Rather than pursuing a policy of mass deportations, the US government could consider giving out more visas for migrants who want to come to the US legally. This would decrease the number of illegal migrants, reducing pressure on border security infrastructure and saving money spent on accommodating them.

The net cost of illegal migrants to the US is currently estimated to be around $150.7 billion annually, according to a 2023 FAIR study. Additionally, Trump and Republican leaders could support the $118 billion bill being passed to address the issue of illegal immigration.

Niki Haley, who is running against Mr. Trump to be the Republican presidential nominee, has accused Trump of “playing politics with the border.”. Trump has strongly opposed bipartisan attempts to address the issue of illegal immigration.

“He shouldn’t be getting involved, telling Republicans to wait until the election because we don’t want this to help Biden win,” she said in a CNN interview.

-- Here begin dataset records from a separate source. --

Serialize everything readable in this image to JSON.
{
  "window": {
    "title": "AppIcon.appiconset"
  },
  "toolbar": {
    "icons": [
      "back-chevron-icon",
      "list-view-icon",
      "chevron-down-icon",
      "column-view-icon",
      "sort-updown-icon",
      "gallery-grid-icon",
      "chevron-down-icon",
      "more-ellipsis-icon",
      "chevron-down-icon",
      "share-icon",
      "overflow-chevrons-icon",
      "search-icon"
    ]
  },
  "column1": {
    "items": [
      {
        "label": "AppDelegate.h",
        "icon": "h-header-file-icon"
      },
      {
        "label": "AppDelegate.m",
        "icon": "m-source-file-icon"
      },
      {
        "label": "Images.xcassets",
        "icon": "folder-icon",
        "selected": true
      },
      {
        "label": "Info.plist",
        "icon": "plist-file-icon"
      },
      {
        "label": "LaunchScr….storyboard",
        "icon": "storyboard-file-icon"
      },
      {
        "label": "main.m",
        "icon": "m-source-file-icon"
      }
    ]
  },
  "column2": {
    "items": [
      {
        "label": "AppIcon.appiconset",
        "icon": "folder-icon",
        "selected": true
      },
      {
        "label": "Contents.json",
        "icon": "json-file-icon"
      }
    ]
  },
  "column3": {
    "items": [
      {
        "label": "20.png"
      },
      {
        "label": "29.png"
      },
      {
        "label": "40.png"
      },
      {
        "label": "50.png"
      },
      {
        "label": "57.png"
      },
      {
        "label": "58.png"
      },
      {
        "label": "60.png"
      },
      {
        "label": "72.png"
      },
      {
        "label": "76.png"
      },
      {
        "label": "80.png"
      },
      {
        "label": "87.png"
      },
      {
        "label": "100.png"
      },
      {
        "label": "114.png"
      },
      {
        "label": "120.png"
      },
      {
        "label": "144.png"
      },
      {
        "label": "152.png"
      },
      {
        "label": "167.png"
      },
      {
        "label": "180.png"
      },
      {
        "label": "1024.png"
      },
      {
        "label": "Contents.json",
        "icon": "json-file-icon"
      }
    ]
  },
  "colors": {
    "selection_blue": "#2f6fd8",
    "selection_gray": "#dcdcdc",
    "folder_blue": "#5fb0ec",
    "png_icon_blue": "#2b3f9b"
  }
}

In a letter to colleagues on Friday, Republican House Speaker Mike Johnson said that Senate legislation to address the border would have been “dead on arrival” in the House if rumours about the contents of the draft proposal were true. Mr. Johnson instead takes the stance that restarting construction of a US-Mexico border wall is the only way to resolve the “border catastrophe.”.

The political deadlock around the issue of border security demonstrates a hyper-partisan unwillingness from some on the Republican side to work with the Democrats in addressing the illegal immigration issue.

 

Until both sides are willing to compromise, it is unlikely that anything will change with regards to the border.